*Mahfi Eğilmez
Türkiye, 2017 yılında yapılan Anayasa Referandumu sonrasında partili Cumhurbaşkanlığı rejimine geçti. Bu rejimde Cumhurbaşkanı yürütmenin başı olarak konumlandırıldı. Bu değişiklik birçok bahiste eskiye nazaran farklı bir yapı ve karar düzeneği ortaya çıktı. Birçok mevzu Cumhurbaşkanı kararıyla düzenlenmeye başladı. Türkiye, eskiye nazaran çok daha süratli kararlar almaya başladı. Bunun sonucunda sanki ekonomik göstergelerimizde nasıl değişiklikler oldu?
Aşağıdaki tabloda 2016 ve 2017 yılları eski rejim (güçler ayrımına dayalı parlamenter sistem), 2019 ve 2020 yılları yeni rejim (partili Cumhurbaşkanlığı sistemi) uygulaması sonucunda ortaya çıkan durumu gösteriyor. 2018 yılının yarısı eski, yarısı yeni rejim altında geçtiği için değerlendirmeye alınmamış bulunuyor (Veriler için kaynaklar: TÜİK, TCMB, HMB, IMF, Bloomberg HT.)
Tabloda eski rejime ilişkin 2016 ve 2017 yıllarını, yeni rejime ilişkin 2019 ve 2020 yıllarıyla karşılaştırdığımızda; yeni rejimin Türkiye iktisadını eski rejime nazaran daha berbat bir duruma getirdiğini açık biçimde görebiliyoruz. 2020 yılında yaşanan Covid-19 salgınının dengeyi bozduğunu dikkate alarak sadece 2017 ve 2019 yıllarını karşılaştırırsak karşımıza farklı bir sonuç çıkmıyor. Tablonun son sütunundaki durum iki haldeki karşılaştırmada da cari istikrar dışında her alanda Türkiye’nin yeni rejimle daha berbat bir ekonomik görünüm yaşadığını ortaya koyuyor. Cari istikrarda 2019 yılında görülen süreksiz düzelme ise iktisadın yüzde 1’in altındaki büyüme ile stagflasyona girmesinden kaynaklanıyor. 2020 yılında büyüme biraz kıpırdandığında cari istikrardaki bozulma görülebiliyor.
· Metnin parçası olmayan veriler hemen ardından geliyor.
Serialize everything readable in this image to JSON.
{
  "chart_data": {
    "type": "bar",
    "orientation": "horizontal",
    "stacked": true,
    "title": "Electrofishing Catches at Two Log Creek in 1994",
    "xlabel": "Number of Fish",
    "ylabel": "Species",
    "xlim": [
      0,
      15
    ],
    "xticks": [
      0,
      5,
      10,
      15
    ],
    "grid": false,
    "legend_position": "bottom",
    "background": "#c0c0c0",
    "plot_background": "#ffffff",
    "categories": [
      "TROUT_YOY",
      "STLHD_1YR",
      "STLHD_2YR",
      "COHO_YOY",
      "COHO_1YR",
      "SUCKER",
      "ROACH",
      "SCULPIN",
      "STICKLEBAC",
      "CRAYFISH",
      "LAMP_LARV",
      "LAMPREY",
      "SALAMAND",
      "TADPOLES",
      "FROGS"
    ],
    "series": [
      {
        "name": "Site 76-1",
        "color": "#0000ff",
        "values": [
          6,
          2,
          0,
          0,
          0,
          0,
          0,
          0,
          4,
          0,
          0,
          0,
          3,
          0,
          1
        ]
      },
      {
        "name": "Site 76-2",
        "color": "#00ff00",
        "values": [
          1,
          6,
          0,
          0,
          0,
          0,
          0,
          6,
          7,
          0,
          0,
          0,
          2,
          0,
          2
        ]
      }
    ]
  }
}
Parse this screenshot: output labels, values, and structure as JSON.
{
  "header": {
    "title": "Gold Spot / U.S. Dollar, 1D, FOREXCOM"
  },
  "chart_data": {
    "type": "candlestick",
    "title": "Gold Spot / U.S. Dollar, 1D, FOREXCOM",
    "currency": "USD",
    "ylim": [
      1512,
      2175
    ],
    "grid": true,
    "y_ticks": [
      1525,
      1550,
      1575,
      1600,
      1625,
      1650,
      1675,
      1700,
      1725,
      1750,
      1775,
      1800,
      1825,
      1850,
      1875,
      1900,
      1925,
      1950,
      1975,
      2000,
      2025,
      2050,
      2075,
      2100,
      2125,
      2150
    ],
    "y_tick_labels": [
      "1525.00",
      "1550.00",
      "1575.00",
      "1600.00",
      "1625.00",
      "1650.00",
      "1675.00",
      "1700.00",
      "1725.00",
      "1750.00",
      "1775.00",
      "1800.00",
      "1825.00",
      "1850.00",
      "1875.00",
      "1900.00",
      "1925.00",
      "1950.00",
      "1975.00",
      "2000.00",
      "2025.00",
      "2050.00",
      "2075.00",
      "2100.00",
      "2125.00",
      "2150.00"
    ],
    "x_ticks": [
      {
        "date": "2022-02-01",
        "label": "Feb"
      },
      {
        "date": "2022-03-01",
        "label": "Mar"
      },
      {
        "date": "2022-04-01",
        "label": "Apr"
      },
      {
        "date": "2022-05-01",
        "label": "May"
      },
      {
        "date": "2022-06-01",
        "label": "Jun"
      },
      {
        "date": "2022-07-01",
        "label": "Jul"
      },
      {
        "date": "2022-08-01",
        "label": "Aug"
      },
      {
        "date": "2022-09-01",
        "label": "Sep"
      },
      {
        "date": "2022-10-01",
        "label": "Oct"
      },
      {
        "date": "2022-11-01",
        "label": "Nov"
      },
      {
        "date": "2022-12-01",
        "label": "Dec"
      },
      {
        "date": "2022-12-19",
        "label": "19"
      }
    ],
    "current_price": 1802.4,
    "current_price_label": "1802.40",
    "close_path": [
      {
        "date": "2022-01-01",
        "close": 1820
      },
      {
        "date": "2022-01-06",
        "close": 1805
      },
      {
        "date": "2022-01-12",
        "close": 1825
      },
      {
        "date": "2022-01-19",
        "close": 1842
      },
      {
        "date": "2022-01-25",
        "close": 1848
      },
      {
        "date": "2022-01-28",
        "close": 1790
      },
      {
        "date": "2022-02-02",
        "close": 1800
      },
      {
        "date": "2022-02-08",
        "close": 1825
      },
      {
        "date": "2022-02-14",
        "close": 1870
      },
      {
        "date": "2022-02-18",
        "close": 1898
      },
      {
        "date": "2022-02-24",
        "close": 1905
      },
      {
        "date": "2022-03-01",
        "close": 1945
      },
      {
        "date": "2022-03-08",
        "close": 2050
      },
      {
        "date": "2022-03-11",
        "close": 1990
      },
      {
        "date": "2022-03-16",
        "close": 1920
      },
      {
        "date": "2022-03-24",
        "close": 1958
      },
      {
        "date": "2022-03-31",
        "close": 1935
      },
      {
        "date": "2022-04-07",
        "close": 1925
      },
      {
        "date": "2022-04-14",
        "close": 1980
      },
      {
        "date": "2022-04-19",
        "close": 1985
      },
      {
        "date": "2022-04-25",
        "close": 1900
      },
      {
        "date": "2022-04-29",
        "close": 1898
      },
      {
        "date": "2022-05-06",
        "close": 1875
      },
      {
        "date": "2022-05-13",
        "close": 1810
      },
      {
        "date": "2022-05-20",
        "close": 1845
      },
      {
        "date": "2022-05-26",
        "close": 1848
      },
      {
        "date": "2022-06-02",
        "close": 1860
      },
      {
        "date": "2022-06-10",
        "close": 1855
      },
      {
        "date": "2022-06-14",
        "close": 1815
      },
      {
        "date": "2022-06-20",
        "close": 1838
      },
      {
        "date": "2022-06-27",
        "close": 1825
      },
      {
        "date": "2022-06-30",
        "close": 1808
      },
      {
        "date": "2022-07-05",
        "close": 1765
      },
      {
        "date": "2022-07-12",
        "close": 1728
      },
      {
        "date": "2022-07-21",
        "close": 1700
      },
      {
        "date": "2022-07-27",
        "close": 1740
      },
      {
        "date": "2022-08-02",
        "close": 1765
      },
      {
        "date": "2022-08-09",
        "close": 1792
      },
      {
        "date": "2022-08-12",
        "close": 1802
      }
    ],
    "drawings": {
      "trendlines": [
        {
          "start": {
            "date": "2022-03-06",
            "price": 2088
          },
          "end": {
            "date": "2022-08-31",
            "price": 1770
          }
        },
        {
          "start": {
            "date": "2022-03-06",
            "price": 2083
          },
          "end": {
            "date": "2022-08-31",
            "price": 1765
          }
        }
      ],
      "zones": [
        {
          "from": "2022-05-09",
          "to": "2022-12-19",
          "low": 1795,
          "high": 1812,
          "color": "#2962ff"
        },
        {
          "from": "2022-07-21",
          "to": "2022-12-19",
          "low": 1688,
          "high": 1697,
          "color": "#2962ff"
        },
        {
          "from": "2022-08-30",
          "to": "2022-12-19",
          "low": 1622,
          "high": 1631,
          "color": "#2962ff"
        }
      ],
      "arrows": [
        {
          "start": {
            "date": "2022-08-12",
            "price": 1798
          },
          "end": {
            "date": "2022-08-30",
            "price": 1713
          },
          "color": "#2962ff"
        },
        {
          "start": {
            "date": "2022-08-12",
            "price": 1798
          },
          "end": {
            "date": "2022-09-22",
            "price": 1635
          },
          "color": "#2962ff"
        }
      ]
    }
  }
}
Birçok bozulmanın altında USD/TL kurunun yükselişini döviz satarak tedbire ve faizi artırmama maksadı olduğu halde gerek USD/TL kurunda gerekse faiz konusunda alınan sonuçların da tam manasıyla bir hayal kırıklığı olduğu tekrar tablodaki bilgilerden görülüyor.
Tabloyu daha net görebilmek için birebir devirde Türkiye’yi, çok daha sonra demokrasiye geçmiş, bizden çok sonra başvurduğu halde AB üyeliğini almış olan komşumuz Romanya ile karşılaştıralım (Veriler için kaynaklar: IMF, https://tradingeconomics.com/romania.)
Romanya ile yapılan karşılaştırma bizim 2017’den sonra geri düşüşümüzü ve Romanya’nın bizi geçip gitmesini net bir biçimde gösteriyor. Balkanlardaki başka komşularla yapılacak karşılaştırmalar da tıpkı sonucu veriyor.
Bu tablolar; yeni sistemle birlikte eski kazanımlarımızı süratle kaybettiğimizi sergiliyor ve bir tek gün bile geçirmeden güçler ayrımına dayalı parlamenter demokratik sisteme dönmemiz gerektiğini ortaya koyuyor.